The new setup replaces that weight with something closer to a clean sketch. Smartoptics’ open line system, paired with 400ZR+ coherent pluggables, strips the transport layer down to what actually matters: predictable optical performance, higher capacity, and far fewer moving parts to babysit day to day. In the visual language of the network, think fewer boxes, shorter signal paths, and light that behaves exactly as expected from span to span. The deployment, carried out with support from Conscia, creates a transport layer that feels almost passive in how little attention it demands, while still being very much ready for the next wave of coherent technologies waiting just around the corner.
What makes this interesting is not just the technology choice but the mindset behind it. GleSYS is not a national telco with layers of optical specialists; it is a data center operator running lean teams where the network exists to serve hosting, not the other way around. Traditional optical systems, with their service-provider DNA, often assume complexity as a given. Here, the appeal of Smartoptics is precisely the opposite. As Eric Löwgren from GleSYS puts it, the platform feels as easy to operate as a passive mux, which is about as high praise as you can get from someone responsible for keeping traffic flowing without drama at three in the morning. There’s a sense, almost understated, that this is how the network should have looked all along.
Zooming out a bit, IP over DWDM has been gaining momentum for exactly these reasons. Coherent pluggables promise enormous capacity in small, efficient form factors, but they also raise the bar for signal quality and consistency. You can’t just drop them into any old optical layer and hope for the best. Open line systems provide that steady, predictable foundation, letting the optics do what they’re designed to do without unnecessary amplification stages or proprietary constraints. In networks like GleSYS’, regional, metro, cross-border but not sprawling continents, this approach feels less like an optimization and more like a natural evolution.
From Smartoptics’ perspective, this deployment reinforces a long-standing positioning choice: focusing on regional and metro networks where simplicity and cost efficiency matter as much as raw performance.
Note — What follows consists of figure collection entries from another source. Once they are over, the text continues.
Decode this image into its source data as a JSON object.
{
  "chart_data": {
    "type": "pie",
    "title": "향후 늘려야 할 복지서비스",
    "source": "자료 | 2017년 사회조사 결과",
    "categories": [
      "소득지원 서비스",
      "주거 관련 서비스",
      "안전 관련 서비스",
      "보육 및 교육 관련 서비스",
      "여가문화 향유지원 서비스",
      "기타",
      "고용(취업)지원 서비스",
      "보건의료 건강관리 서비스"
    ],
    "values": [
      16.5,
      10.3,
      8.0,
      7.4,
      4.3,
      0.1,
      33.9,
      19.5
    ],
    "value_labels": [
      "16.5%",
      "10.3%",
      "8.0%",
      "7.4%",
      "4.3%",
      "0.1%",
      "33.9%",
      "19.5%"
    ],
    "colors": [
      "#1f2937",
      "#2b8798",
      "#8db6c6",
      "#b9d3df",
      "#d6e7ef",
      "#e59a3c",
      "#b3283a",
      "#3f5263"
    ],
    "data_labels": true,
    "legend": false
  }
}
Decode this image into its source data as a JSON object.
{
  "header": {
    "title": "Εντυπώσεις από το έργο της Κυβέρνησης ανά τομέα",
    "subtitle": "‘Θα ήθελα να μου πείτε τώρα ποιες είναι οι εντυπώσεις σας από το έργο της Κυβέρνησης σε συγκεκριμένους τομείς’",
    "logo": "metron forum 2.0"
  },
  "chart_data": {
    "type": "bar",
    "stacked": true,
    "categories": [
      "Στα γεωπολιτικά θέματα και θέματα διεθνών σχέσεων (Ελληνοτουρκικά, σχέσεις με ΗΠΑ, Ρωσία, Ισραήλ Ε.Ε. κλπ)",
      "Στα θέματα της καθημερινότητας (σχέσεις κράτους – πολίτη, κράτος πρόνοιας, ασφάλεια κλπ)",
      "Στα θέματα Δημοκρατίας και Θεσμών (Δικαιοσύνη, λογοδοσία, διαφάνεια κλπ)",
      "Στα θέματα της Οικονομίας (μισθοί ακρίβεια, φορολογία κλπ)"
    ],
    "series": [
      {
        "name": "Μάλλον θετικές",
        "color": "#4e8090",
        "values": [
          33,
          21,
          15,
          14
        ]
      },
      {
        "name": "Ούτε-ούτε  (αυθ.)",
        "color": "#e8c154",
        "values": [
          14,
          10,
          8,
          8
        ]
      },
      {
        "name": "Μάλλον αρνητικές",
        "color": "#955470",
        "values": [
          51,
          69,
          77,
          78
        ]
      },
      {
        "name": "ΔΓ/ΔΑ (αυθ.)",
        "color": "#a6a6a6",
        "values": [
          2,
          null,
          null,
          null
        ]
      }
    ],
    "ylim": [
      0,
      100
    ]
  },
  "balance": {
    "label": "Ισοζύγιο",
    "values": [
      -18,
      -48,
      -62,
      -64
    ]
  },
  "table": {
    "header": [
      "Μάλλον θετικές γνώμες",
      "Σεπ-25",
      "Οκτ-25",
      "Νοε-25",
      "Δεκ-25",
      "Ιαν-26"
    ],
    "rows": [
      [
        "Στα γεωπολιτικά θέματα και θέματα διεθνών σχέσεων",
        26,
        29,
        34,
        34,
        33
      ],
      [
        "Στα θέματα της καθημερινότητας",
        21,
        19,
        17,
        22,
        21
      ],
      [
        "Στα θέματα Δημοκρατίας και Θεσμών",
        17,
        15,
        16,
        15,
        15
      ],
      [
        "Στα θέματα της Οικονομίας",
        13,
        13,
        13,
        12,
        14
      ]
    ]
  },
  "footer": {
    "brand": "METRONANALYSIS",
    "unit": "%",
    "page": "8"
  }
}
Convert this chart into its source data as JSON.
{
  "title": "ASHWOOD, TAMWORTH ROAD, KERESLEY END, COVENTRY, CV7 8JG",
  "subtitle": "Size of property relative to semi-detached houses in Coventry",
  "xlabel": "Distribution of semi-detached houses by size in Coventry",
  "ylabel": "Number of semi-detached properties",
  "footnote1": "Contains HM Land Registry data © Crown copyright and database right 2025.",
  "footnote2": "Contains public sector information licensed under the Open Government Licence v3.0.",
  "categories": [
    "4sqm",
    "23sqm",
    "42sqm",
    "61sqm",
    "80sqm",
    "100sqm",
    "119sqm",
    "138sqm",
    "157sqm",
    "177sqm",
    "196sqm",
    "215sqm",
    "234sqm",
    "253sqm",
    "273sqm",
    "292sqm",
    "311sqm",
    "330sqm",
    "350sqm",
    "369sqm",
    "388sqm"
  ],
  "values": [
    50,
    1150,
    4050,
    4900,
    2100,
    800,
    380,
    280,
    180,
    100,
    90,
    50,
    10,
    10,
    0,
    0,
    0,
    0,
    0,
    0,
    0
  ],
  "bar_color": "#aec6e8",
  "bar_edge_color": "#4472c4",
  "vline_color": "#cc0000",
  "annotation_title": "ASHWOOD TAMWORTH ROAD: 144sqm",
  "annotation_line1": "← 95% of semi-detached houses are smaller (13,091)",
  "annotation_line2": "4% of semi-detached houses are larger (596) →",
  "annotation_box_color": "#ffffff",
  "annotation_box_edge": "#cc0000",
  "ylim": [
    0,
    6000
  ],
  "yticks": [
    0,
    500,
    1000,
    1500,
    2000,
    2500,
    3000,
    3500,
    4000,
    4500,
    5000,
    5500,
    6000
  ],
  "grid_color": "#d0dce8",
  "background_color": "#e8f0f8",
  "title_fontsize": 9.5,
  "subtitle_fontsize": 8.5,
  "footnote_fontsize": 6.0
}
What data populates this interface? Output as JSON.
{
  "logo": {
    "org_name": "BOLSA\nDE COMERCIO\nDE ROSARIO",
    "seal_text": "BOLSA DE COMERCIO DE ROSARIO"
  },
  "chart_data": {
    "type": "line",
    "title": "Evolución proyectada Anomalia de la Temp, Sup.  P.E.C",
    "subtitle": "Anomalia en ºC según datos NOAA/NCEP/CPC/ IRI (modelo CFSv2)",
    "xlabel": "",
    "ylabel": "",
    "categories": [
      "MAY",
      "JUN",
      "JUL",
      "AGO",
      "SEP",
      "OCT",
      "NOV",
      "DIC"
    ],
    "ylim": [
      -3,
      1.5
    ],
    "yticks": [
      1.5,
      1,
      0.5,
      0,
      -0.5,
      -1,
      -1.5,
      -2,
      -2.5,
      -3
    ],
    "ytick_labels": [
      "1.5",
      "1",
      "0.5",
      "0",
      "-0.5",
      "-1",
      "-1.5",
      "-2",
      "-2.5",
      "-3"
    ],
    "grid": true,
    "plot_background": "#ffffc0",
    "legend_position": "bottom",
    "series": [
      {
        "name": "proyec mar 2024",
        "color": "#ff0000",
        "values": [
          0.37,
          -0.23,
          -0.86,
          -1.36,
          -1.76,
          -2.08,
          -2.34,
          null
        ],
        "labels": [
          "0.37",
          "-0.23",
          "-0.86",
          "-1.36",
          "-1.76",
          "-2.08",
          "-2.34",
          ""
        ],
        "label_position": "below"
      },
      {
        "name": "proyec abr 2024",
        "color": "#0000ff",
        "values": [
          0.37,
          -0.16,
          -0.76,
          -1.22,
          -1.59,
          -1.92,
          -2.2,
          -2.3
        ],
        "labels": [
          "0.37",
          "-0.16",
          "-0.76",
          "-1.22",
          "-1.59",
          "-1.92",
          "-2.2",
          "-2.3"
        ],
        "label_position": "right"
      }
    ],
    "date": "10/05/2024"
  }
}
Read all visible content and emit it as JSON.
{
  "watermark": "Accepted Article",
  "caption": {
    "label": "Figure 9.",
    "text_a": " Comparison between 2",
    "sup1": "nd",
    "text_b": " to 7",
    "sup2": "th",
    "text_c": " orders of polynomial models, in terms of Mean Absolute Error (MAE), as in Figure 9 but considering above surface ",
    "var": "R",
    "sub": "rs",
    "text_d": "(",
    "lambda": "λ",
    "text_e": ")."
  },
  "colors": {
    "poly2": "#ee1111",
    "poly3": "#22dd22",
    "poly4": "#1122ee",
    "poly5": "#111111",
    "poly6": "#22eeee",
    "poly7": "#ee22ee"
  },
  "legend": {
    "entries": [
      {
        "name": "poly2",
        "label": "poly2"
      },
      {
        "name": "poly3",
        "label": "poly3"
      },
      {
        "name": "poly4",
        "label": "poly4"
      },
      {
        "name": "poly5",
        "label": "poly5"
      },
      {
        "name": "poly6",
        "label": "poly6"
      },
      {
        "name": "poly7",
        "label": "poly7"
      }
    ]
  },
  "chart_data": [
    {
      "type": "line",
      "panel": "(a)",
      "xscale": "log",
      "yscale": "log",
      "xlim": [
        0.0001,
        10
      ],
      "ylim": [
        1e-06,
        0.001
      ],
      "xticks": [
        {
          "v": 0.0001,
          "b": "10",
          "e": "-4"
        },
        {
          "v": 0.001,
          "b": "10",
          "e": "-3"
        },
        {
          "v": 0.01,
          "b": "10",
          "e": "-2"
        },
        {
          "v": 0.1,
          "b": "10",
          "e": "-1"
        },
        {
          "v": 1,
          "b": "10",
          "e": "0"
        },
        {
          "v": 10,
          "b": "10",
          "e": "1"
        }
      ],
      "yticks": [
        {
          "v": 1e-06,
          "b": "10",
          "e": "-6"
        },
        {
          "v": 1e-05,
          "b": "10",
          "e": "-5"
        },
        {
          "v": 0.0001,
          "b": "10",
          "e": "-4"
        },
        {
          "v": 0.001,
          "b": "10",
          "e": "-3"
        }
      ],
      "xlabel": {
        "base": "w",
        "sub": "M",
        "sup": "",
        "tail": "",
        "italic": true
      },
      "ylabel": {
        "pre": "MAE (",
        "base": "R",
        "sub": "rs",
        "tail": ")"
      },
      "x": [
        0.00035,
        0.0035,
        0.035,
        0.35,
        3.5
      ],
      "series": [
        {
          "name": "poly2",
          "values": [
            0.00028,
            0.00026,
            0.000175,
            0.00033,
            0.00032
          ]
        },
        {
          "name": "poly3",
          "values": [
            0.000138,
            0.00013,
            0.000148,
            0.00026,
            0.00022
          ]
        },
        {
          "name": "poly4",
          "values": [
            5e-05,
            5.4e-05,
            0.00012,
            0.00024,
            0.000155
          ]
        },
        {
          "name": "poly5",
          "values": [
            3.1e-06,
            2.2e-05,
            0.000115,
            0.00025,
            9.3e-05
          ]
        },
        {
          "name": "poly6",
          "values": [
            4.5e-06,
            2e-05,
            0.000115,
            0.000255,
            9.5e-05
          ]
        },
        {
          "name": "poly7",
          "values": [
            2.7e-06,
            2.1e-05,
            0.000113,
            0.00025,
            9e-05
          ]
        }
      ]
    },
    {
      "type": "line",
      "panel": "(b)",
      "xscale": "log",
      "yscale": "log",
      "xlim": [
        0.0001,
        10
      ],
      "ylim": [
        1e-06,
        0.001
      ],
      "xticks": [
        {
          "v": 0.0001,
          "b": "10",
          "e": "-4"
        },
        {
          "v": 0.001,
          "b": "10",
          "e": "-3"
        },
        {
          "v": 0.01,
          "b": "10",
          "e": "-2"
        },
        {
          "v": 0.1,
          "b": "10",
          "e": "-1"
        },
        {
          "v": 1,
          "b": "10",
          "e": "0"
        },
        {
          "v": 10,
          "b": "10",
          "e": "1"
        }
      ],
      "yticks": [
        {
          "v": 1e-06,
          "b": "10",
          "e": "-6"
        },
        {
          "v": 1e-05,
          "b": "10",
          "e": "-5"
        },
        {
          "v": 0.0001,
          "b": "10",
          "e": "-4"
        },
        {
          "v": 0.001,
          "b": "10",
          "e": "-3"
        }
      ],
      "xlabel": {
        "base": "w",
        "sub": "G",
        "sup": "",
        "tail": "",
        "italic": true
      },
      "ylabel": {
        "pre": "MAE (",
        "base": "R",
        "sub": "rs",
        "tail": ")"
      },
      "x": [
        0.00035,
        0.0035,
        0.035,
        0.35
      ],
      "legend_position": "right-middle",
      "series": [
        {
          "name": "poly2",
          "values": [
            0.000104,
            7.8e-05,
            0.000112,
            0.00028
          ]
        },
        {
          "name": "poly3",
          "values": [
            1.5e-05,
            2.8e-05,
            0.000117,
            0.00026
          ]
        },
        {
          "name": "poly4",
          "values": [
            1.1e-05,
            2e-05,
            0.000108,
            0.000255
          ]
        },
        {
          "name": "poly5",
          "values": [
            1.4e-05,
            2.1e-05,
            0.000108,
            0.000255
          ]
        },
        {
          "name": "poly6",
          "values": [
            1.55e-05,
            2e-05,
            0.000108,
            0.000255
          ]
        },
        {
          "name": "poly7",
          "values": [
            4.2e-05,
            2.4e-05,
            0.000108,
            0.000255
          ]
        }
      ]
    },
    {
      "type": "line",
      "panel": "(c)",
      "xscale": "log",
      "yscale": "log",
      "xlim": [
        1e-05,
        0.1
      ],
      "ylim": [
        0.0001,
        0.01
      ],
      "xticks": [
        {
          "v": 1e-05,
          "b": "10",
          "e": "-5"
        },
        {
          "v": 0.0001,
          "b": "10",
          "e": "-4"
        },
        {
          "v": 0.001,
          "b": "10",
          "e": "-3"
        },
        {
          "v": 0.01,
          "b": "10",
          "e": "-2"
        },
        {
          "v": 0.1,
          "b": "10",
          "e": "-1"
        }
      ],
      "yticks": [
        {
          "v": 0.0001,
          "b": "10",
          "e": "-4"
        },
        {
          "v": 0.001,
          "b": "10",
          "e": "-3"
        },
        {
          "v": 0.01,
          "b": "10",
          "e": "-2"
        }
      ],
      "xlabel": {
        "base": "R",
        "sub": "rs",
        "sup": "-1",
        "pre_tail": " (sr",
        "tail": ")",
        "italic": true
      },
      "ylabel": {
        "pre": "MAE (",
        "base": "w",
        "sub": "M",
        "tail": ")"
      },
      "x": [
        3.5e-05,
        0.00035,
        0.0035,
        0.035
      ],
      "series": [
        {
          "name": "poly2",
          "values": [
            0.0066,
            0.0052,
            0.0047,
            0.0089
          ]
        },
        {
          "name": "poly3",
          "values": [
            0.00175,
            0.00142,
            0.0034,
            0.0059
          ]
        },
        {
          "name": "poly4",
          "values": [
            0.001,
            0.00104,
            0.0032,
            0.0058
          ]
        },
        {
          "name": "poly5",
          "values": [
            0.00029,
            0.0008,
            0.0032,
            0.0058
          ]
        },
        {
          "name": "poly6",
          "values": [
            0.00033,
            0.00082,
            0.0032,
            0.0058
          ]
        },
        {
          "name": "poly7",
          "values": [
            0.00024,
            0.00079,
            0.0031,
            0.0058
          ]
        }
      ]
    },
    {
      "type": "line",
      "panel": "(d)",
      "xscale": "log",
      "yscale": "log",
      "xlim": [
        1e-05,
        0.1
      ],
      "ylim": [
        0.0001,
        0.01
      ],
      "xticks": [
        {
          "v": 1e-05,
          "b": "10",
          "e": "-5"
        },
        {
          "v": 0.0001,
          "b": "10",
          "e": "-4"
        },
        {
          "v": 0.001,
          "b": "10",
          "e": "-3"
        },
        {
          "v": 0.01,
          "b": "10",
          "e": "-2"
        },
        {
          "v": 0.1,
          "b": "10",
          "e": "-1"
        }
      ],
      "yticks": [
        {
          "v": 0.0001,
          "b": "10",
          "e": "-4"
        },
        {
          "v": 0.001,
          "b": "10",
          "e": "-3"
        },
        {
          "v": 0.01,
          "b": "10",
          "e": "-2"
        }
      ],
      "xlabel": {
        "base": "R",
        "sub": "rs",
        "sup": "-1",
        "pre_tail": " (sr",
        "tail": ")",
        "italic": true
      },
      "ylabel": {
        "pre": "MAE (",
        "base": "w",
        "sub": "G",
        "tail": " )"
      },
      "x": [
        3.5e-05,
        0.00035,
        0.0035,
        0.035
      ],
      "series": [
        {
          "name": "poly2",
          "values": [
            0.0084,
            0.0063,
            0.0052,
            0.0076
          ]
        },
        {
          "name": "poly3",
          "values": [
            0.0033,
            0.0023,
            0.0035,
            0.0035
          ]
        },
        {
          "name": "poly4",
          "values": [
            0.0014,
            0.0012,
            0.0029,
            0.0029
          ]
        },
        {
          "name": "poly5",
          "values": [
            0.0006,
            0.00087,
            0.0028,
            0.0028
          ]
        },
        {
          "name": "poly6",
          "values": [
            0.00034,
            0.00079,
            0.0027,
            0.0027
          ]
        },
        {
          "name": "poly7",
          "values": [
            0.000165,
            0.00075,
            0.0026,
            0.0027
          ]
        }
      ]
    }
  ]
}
Magnus Grenfeldt’s comments hint at a broader confidence that as coherent optics continue to mature, more operators will question why their transport layers are still so complicated. The GleSYS backbone upgrade doesn’t shout; it quietly demonstrates that a cleaner architecture can support growth, reduce operational load, and still leave plenty of headroom for whatever the next generation of optics decides to bring along.